You can admit it: A double-digit yield gets your mouth watering. That's fine -- it's just the nature of dividend investing.

What's important is that you step back and consider the company behind the yield. Often you'll find that ultra-high yields aren't sustainable, or they come with risks that are just too high.

Which is why you'll probably want to avoid real estate investment trust (REIT) Annaly Capital Management (NLY 1.02%), but might want to buy Innovative Industrial Properties (IIPR -0.17%) and W.P. Carey (WPC -1.70%).

Annaly has been a big dividend letdown

Annaly Capital Management is a mortgage REIT, which means that it owns mortgages that have been pooled into bonds (often a collateralized mortgage obligation, or CMO) instead of physical properties.

It is a very different kind of investment, since what it owns is basically a portfolio of CMOs. There are a lot of nuances and complications that you could focus on here, but the company's dividend history tells more than enough of a story to warn you away.

NLY Chart

NLY data by YCharts.

Over the past decade, the dividend has headed steadily lower, and the stock price has followed along for the ride. What's notable in this is that dividend yields and stock prices go in opposite directions. So even though the dividend has been collapsing, the yield has remained around 10% for the entire time.

If you only looked at the yield, you would be missing a very troubling income story. Not only have investors been left with less income, due to all the dividend cuts, but they have lost principle, too. That's the worst possible outcome if you are trying to live off the income your portfolio generates.

Dividend growth is what you want to see

By comparison, W.P. Carey has increased its dividend annually since its initial public offering in 1998, and Innovative Industrial Property's dividend has increased each year since it started paying a dividend in 2017. To be fair, those are two drastically different time periods. 

W.P. Carey has proved that its net lease business model (tenants pay for most property-level operating costs) can withstand the test of time, at least partly thanks to its highly diversified portfolio.

It owns assets across the industrial, warehouse, office, retail, and self-storage sectors (there's also a rather large "other" category in the mix). And it generates nearly 40% of its rents from outside the United States. Basically, it has the wherewithal to switch gears and invest where it can find the best opportunities, allowing it to adjust to just about any market environment. 

Innovative's record is a lot shorter, but that makes sense given that it was created to support the growth of the marijuana sector. It's also a net lease REIT, but it effectively provides capital to pot growers that, at least for now, have limited access to other options, like banks. That's because of the still murky legal status of marijuana on the federal level.

However, there's a shakeout going on in the pot industry that has left Innovative dealing with some troubled tenants, but it has managed this headwind capably. For example, the adjusted funds from operations (FFO) payout ratio was a solid 80% in the second quarter of 2023 even though a small number of tenants aren't paying rent.

Things could get worse before they get better in the pot industry, highlighting that the high yield here reflects the broader pessimism.
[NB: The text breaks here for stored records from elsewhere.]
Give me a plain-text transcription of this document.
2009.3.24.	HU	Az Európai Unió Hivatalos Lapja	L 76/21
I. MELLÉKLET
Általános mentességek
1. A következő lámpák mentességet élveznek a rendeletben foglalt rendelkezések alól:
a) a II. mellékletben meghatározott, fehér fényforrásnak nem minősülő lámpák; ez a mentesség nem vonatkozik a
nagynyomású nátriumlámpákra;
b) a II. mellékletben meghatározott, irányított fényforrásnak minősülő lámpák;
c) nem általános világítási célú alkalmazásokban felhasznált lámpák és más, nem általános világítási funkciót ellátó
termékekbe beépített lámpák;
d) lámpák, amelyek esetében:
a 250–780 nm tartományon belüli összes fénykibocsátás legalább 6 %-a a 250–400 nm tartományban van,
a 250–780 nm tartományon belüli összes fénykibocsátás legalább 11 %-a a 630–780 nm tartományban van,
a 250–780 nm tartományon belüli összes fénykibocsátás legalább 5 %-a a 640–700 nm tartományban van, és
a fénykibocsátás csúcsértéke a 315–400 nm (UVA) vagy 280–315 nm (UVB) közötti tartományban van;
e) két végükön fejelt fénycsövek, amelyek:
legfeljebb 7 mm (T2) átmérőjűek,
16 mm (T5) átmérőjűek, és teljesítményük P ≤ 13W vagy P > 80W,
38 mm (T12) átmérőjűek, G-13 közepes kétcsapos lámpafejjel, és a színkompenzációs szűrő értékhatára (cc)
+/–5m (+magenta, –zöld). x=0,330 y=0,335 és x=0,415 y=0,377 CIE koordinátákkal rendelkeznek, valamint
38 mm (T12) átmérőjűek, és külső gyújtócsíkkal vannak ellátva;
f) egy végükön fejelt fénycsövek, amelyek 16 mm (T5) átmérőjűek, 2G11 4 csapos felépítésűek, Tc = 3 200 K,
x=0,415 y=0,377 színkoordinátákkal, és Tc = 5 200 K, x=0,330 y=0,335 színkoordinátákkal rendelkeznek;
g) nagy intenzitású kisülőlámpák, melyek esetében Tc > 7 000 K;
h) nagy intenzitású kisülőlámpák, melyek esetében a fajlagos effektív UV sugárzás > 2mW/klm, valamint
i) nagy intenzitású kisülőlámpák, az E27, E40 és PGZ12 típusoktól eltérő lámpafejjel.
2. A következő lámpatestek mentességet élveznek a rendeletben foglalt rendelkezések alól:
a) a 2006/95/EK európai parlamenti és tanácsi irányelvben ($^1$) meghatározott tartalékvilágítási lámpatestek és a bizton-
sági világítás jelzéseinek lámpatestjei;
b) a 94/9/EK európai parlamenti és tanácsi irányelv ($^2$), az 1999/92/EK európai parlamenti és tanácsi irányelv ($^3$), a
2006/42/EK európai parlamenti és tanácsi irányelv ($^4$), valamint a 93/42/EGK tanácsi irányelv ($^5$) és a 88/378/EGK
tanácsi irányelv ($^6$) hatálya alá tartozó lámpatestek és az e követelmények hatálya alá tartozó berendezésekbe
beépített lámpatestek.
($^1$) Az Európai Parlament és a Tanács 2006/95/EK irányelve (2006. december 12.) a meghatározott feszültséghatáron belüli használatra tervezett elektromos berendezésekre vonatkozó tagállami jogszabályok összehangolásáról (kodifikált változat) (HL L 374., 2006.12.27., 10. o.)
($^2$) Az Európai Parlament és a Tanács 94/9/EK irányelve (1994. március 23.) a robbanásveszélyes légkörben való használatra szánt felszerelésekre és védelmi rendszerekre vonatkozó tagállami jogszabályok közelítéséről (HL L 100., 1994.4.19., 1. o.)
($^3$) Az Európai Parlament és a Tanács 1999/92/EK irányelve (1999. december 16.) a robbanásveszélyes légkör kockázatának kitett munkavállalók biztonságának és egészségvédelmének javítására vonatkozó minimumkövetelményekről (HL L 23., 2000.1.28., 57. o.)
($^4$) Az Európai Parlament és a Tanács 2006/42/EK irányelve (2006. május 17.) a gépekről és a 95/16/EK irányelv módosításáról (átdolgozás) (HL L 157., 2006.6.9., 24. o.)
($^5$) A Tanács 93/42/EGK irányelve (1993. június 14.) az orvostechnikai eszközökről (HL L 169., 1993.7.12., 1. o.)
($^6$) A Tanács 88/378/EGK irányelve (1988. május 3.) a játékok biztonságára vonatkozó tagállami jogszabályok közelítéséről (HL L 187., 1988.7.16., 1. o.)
But so far, Innovative is proving in real time that it can withstand the industry's weakness.

What's most attractive about W.P. Carey and Innovative Industrial Properties, however, are their fat dividend yields. W.P. Carey is currently rewarding investors with a 6.6% yield while Innovative's yield is an even higher 8.4%.

While neither are as lofty as Annaly's 12.5% yield, it's highly unlikely that an investor could sleep well at night with that yield given the mortgage REIT's terrible dividend history.

A yield is only good if you get paid

To be fair, Annaly operates in a niche sector of the REIT industry, so its dividend cuts aren't actually all that shocking given the trends in the mortgage space. Things could turn around for the business.

But dividend investors looking to live off the income their portfolios generate probably shouldn't make a bet like that. It's far safer to stick with companies that have proved they can withstand a hit while continuing to pay their shareholders well, like W.P. Carey and Innovative Industrial Properties.

That said, of the two, W.P. Carey is probably the better bet for more-conservative types given its far longer history of dividend success.